Does a bank have a duty of care to disclose information about the risk of investment prior to approving a loan?

California, United States of America


The following excerpt is from SEST Consulting, Inc. v. Wachovia Bank, B195750 (Cal. App. 12/21/2007), B195750 (Cal. App. 2007):

In order for liability to exist under these circumstances, the bank must have "actively participated" in the transaction such that the financing took on ramifications beyond the usual money lenders' domain. (Wagner v. Benson, supra, 101 Cal.App.3d at pp. 34-35 [defendant was not under a duty to disclose information about the risk of investment prior to approving loan to inexperienced investors because the lender did not have extensive control and share of profits but rather participated only in protecting its security interest in the loan collateral].) But if a lender departs from the normal role of lending funds, for example, by exercising extensive control in the transaction or sharing in profits, such "active participation" may be sufficient to impose a duty of care. (Ibid.) However, the bank's alleged participation in this case is that it reviewed documents for approval of the loan assumption.

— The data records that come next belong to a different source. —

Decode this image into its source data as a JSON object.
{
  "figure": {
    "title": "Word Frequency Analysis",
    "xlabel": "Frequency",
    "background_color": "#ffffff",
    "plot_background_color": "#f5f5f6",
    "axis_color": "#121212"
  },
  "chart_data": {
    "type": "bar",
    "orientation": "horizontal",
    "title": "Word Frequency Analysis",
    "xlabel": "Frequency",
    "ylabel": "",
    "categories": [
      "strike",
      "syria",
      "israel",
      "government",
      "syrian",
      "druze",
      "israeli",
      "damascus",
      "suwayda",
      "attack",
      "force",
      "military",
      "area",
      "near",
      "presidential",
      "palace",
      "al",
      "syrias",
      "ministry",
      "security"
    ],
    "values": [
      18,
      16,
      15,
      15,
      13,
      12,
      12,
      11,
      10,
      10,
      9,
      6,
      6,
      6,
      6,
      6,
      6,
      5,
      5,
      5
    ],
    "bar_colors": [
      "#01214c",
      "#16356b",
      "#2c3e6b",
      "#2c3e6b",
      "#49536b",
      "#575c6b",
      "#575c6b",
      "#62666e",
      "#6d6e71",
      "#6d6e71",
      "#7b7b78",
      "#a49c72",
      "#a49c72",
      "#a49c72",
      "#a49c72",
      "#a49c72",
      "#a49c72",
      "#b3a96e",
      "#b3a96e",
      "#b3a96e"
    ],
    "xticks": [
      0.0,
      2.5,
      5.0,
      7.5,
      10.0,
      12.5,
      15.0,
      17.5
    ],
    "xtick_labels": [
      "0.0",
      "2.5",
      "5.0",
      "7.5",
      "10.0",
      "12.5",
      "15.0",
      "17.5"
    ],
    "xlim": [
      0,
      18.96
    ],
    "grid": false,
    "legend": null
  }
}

There are no allegations the bank acted in any capacity beyond the domain of a mere lender. There are no extraordinary or special facts showing the bank stepped out of its capacity in processing the loan application such that a duty of care was required. Therefore, the demurrers to the seventh, eighth, ninth, and twelfth causes of action were correctly sustained on the ground the bank owed no duty of care to plaintiff.